The enormous amount of exposed active sites rendered the composite an excellent catalyst in ODS processes, with the removal of 100% refractory sulfur-containing molecules at 50 °C in 1 h. Moreover, the catalyst was recycled up to six times without efficiency loss. A possible reaction mechanism is depicted in Figure 6.

Last, tungsten trioxide-carbon nanotubes composite (WO₃/CNT) was demonstrated to be a very good catalyst in ODS of recalcitrant aromatic sulfur compounds, as reported by Li and coworkers ^[10]. The catalyst synthesis was quite easy and was carried out in the presence of an imidazolium IL (C₁₆MImCl), using phosphotungstic acid (HPW) as tungsten source (Figure 7).

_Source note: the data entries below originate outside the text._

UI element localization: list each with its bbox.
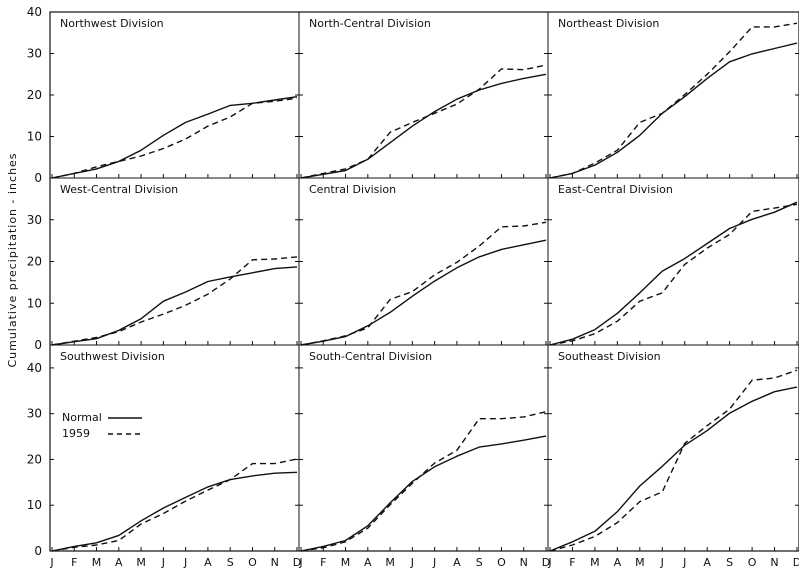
panel-6: East-Central Division xyxy=(549,183,798,346)
series-line-1959 xyxy=(300,221,547,346)
x-tick-label: A xyxy=(364,556,372,569)
panel-4: West-Central Division xyxy=(51,183,298,346)
series-line-normal xyxy=(549,386,798,552)
x-tick-label: A xyxy=(614,556,622,569)
x-tick-label: O xyxy=(497,556,506,569)
panel-1: Northwest Division xyxy=(51,17,298,179)
x-tick-label: S xyxy=(476,556,483,569)
panel-grid xyxy=(49,11,799,552)
panel-title: West-Central Division xyxy=(60,183,178,196)
chart-frame xyxy=(49,11,799,552)
series-line-normal xyxy=(549,42,798,179)
x-tick-label: D xyxy=(293,556,301,569)
x-tick-label: S xyxy=(227,556,234,569)
x-tick-label: A xyxy=(115,556,123,569)
panel-title: South-Central Division xyxy=(309,350,432,363)
y-tick-label: 10 xyxy=(27,498,42,512)
series-line-1959 xyxy=(51,458,298,552)
series-line-1959 xyxy=(51,256,298,346)
panel-5: Central Division xyxy=(300,183,547,346)
panel-title: Northwest Division xyxy=(60,17,164,30)
x-tick-label: J xyxy=(49,556,53,569)
x-tick-label: N xyxy=(770,556,778,569)
legend: Normal 1959 xyxy=(62,411,142,440)
x-tick-label: M xyxy=(341,556,351,569)
x-tick-label: J xyxy=(547,556,551,569)
x-tick-label: M xyxy=(385,556,395,569)
x-tick-label: O xyxy=(248,556,257,569)
x-tick-label: A xyxy=(453,556,461,569)
y-tick-label: 0 xyxy=(34,171,42,185)
x-tick-label: A xyxy=(703,556,711,569)
panel-title: Southwest Division xyxy=(60,350,165,363)
series-line-1959 xyxy=(300,411,547,552)
series-line-normal xyxy=(51,96,298,179)
series-line-1959 xyxy=(549,203,798,346)
x-tick-label: J xyxy=(161,556,165,569)
y-tick-label: 30 xyxy=(27,47,42,61)
x-tick-label: D xyxy=(793,556,799,569)
series-line-normal xyxy=(549,201,798,346)
y-tick-label: 40 xyxy=(27,361,42,375)
series-line-1959 xyxy=(300,64,547,179)
legend-label-1959: 1959 xyxy=(62,427,90,440)
series-line-1959 xyxy=(51,97,298,179)
x-tick-label: J xyxy=(432,556,436,569)
x-tick-label: O xyxy=(748,556,757,569)
x-tick-label: M xyxy=(590,556,600,569)
x-tick-label: S xyxy=(726,556,733,569)
series-line-1959 xyxy=(549,369,798,552)
y-tick-label: 20 xyxy=(27,452,42,466)
y-tick-label: 0 xyxy=(34,544,42,558)
y-tick-label: 20 xyxy=(27,255,42,269)
series-line-normal xyxy=(300,435,547,552)
y-tick-label: 40 xyxy=(27,5,42,19)
panel-title: North-Central Division xyxy=(309,17,431,30)
y-tick-label: 30 xyxy=(27,407,42,421)
x-tick-label: J xyxy=(682,556,686,569)
panel-title: Central Division xyxy=(309,183,396,196)
x-tick-label: J xyxy=(183,556,187,569)
x-tick-label: D xyxy=(542,556,550,569)
x-tick-label: F xyxy=(71,556,77,569)
y-tick-label: 20 xyxy=(27,88,42,102)
x-tick-label: M xyxy=(136,556,146,569)
x-tick-label: J xyxy=(298,556,302,569)
y-tick-label: 10 xyxy=(27,296,42,310)
series-line-normal xyxy=(51,471,298,552)
x-tick-label: F xyxy=(569,556,575,569)
x-tick-label: J xyxy=(660,556,664,569)
series-line-normal xyxy=(51,266,298,346)
x-tick-label: M xyxy=(635,556,645,569)
x-tick-label: N xyxy=(520,556,528,569)
y-tick-label: 30 xyxy=(27,213,42,227)
x-tick-label: N xyxy=(271,556,279,569)
panels: Northwest Division North-Central Division… xyxy=(49,17,799,569)
y-tick-label: 0 xyxy=(34,338,42,352)
x-tick-label: A xyxy=(204,556,212,569)
panel-title: Southeast Division xyxy=(558,350,661,363)
legend-label-normal: Normal xyxy=(62,411,102,424)
panel-title: East-Central Division xyxy=(558,183,673,196)
y-tick-label: 10 xyxy=(27,130,42,144)
series-line-normal xyxy=(300,73,547,179)
x-tick-label: M xyxy=(92,556,102,569)
panel-3: Northeast Division xyxy=(549,17,798,179)
series-line-normal xyxy=(300,239,547,346)
x-tick-label: J xyxy=(410,556,414,569)
axes: 0 10 20 30 40 0 10 20 30 0 10 20 30 40 xyxy=(27,5,799,558)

The characterization of such a composite showed that the IL played a crucial role in determining the dispersion degree and the crystal phase of WO₃ on the carrier (carbon nanotube, CNT). In fact, the IL improved the transformation of tungsten trioxide from monoclinic to tetragonal, inhibiting at the same time the growth of metal oxide grains. In this way, high WO₃ dispersion was obtained, enhancing the catalytic activity. Moreover, a comparison of catalytic activity of different supported tungsten oxide forms was carried out, demonstrating the following activity order in sulfur oxidative removal: tetrahedral > tetragonal > monoclinic.